When evaluating the cost of a loan or line of credit, it's important to understand the difference between the advertised interest rate and the annual percentage rate, or APR. The advertised rate, or nominal interest rate, is used when calculating the interest expense on your loan.
For example, if you were considering a mortgage loan for $200,000 with a 6% interest rate, your annual interest expense would amount to $12,000, or a monthly payment of $1,000. The APR, however, is the more effective rate to consider when comparing loans. Expressed as a percentage, the APR includes not only the interest expense on the loan but also all fees and other costs involved in procuring the loan.
The APR should always be greater than or equal to the nominal interest rate, except in the case of a specialized deal where a lender is offering a rebate on a portion of your interest expense.
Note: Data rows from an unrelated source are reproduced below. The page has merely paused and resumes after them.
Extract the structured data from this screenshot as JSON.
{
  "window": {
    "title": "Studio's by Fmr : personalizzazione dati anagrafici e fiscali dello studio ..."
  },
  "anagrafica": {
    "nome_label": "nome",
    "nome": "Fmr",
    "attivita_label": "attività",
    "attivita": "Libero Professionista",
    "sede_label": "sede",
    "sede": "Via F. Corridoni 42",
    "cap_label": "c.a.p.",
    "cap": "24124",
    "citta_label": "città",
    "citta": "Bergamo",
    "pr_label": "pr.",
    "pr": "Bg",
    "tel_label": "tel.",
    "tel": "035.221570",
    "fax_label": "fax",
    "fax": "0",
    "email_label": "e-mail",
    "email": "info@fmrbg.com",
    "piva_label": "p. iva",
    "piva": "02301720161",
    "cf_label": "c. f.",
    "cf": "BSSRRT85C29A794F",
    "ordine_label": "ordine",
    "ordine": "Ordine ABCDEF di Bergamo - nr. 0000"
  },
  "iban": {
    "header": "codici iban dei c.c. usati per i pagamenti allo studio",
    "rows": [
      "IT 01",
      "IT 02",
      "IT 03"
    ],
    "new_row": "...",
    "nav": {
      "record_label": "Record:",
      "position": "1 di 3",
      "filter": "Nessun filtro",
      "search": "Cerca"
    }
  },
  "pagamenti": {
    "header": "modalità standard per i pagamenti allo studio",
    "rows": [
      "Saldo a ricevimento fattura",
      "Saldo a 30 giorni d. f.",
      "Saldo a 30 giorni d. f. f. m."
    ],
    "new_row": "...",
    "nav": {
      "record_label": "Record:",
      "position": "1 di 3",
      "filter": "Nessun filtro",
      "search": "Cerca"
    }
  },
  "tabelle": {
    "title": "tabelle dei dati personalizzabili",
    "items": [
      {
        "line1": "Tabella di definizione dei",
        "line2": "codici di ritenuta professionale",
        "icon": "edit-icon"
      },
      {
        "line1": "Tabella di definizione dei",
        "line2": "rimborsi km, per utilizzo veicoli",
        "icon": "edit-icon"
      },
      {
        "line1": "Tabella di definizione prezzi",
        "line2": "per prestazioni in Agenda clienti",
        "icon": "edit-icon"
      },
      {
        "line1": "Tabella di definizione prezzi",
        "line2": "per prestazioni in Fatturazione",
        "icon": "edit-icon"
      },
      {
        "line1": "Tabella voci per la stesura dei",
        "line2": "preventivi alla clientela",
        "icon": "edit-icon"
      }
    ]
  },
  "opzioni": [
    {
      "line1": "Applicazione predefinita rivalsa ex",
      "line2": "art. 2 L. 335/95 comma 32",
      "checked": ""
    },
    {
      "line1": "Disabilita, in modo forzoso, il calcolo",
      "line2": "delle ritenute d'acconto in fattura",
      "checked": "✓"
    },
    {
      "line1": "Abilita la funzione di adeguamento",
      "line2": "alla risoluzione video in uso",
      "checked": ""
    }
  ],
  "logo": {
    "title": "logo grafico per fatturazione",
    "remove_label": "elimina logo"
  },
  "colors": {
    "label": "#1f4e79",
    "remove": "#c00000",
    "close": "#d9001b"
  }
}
Returning to the example above, consider the fact that your home purchase also requires closing costs, mortgage insurance and loan origination fees in the amount of $5,000. In order to determine your mortgage loan's APR, these fees are added to the original loan amount to create a new loan amount of $205,000. The 6% interest rate is then used to calculate a new annual payment of $12,300. To calculate the APR, simply divide the annual payment of $12,300 by the original loan amount of $200,000 to get 6.15%.
When comparing two loans, the lender offering the lowest nominal rate is likely to offer the best value, since the bulk of the loan amount is financed at a lower rate. The scenario most confusing to borrowers is when two lenders are offering the same nominal rate and monthly payments but different APRs. In a case like this, the lender with the lower APR is requiring fewer upfront fees and offering the better deal.
The use of the APR comes with a few caveats. Since the lender servicing costs included in the APR are spread out across the entire life of the loan, sometimes as long as 30 years, refinancing or selling your home may make your mortgage more expensive than originally suggested by the APR. Another limitation is the APR's lack of effectiveness in capturing the true costs of an adjustable-rate mortgage, since it’s impossible to predict the future direction of interest rates.
The Federal Truth in Lending Act requires that every consumer loan agreement list the APR along with the nominal interest rate. The fact that all lenders must follow the same rules to ensure the accuracy of the APR creates a more level playing field for borrowers and a much more effective means of determining the true cost of a loan.